What has been overlooked is that this Lions tour has simply highlighted the major emerging weakness of rugby union.  It is fundamentally a highly technical game and it is getting worse.  The stubborn refusal of the IRB to actually have rules that make sense and that can be consistently interpreted by referees is astonishing.  In the early 1800s, when William Webb Ellis attended the Rugby School, the alleged starting ground of the game, there were no formal rules.  Little has changed.  As Rob Gibson wrote in the SMH Rugby Heaven, “Casual viewers of last Saturday’s Test will have been baffled, as so many have over the years, at the constant packing and repacking of scrums by South African referee Craig Joubert, and his random allocation of blame for its repeated collapses and other misadventures.”

Of course the ‘purists’ will bang-on about the phases, the rolling mauls and other subtleties of the game as they clutch their moist groins bemoaning that we mere mortals cannot see the real game.  But I say bull fuck to you boyo – I see the game that could replace Mogadon.  You and your Gucci gang are like P76s – you are disappearing from the earth because you no longer have the capacity to be relevant in a time when fast, open, skillful play is what people want.

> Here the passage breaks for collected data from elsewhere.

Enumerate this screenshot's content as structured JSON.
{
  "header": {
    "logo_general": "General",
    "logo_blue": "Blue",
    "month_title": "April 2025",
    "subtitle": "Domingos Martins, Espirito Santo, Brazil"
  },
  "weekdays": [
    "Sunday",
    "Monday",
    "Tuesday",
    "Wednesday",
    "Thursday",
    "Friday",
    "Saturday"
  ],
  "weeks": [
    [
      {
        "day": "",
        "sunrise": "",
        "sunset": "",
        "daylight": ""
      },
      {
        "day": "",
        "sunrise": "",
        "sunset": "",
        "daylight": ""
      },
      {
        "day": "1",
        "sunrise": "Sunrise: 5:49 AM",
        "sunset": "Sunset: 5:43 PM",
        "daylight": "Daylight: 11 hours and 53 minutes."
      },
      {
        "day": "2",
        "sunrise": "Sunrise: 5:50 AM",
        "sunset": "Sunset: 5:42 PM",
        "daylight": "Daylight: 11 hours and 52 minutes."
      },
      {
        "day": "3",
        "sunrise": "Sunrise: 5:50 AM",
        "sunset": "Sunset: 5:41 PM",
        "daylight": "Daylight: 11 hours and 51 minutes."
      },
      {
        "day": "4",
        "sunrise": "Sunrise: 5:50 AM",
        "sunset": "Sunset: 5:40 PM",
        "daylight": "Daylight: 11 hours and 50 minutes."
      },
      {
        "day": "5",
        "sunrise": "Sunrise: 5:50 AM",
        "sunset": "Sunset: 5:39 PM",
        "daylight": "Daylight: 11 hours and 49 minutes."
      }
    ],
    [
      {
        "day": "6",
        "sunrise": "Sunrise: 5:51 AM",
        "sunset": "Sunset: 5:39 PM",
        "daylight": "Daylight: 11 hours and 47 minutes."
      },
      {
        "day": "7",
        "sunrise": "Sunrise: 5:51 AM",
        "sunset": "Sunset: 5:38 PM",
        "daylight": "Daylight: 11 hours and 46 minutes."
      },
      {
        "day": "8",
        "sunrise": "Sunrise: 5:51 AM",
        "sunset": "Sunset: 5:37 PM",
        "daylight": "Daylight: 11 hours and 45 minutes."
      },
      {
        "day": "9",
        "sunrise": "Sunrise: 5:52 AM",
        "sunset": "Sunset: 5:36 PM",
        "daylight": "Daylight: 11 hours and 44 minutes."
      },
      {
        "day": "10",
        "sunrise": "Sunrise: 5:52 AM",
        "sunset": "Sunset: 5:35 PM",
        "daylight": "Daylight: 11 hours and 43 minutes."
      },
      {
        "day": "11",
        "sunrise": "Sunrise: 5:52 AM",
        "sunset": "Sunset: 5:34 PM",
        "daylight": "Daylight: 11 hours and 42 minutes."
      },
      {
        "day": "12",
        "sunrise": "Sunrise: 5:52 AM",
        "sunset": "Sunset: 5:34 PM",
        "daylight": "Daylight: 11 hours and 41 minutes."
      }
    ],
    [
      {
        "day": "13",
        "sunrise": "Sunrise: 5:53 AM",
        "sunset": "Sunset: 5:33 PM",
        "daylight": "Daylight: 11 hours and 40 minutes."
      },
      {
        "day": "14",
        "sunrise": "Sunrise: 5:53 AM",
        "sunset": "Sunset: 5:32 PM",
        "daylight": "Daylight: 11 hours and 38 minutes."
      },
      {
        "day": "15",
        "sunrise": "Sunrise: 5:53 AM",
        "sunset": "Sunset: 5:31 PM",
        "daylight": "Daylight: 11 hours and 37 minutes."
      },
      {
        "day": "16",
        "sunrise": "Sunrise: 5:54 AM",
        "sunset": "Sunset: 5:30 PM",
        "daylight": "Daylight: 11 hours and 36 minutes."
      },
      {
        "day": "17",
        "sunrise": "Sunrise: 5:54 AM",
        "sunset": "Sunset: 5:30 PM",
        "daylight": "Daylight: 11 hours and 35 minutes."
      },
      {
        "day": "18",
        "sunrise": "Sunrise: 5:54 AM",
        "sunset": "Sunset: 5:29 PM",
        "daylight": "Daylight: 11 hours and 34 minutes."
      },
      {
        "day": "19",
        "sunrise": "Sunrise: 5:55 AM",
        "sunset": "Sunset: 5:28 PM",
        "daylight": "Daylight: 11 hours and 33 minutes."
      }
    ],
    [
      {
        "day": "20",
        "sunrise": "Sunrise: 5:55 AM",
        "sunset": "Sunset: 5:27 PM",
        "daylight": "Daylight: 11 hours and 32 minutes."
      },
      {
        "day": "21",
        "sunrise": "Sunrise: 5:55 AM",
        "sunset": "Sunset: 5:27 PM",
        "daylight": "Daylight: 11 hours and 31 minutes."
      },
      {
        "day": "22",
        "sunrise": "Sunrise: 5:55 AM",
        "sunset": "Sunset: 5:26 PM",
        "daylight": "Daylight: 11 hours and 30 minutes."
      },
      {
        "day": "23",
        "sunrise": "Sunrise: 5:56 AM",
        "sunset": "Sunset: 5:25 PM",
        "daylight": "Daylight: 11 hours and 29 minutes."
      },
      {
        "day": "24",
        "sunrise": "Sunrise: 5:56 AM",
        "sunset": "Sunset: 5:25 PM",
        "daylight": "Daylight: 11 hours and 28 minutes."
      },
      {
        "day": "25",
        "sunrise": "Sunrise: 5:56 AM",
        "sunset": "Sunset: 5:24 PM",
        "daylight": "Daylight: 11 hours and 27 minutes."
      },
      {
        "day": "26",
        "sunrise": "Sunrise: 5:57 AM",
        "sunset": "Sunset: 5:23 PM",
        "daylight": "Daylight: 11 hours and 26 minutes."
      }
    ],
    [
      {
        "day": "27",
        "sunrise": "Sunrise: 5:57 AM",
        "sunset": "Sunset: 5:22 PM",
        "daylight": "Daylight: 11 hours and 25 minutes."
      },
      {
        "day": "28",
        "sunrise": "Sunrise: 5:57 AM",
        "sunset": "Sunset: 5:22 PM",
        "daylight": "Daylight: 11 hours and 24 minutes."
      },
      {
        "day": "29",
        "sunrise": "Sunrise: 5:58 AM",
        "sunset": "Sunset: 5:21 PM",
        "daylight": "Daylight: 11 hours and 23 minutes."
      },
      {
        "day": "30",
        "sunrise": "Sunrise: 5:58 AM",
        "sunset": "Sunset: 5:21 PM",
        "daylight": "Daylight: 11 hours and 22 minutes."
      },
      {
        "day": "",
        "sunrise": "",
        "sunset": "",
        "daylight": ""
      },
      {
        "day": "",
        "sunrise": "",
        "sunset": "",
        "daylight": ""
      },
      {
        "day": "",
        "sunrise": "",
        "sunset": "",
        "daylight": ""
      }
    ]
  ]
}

If you look at the statistics from the Second Kickathon played in Melbourne last Saturday night as stated in greenandgoldrugby.com you will find sobering stats.

“The Wallabies also carried the ball 459 metres to the Lions’ 140.  Israel Folau was a standout on attack once again. 90 metres from 11 carries with 6 defenders beaten and 2 clean line breaks.”

It tells the true story of heaven doesn’t it?  Heaven is a place where you really cannot run free unless you have had a grounding in less controlled sports.  Heaven is a place of constant whistle blowing – arh the bells the bells.   When you compare the 1328 metres made on average by a rugby league team in the NRL in 80 minutes you start to wonder whether union will end up a curio enjoyed by a smitten few over a tincture of sherry.

But still the smugness of the Barnacle Bill Pulver who now heads the game is somewhat overwhelming.  Pulver’s comments about NRL/AFL convert Israel Folau were like a cheap perfume that strangles reason after a brace of golden throat charmers.  Pulver was quoted in the press as saying that Folau would become a very good player once he understood the “nuances” of the game.  What “nuances” do you speak of Barnacle?  Catching the ball cleanly? Scoring tries?  Running the ball? Taking on the man and beating them?  All the things that most rugby players have forgotten about.

This is the sort of talk you would expect from the head knob of a game played in heaven as he looks down on the unwashed.  It is also the attitude that will continue to see the game serve the elite few and bore the majority of us into an atheist’s stupor.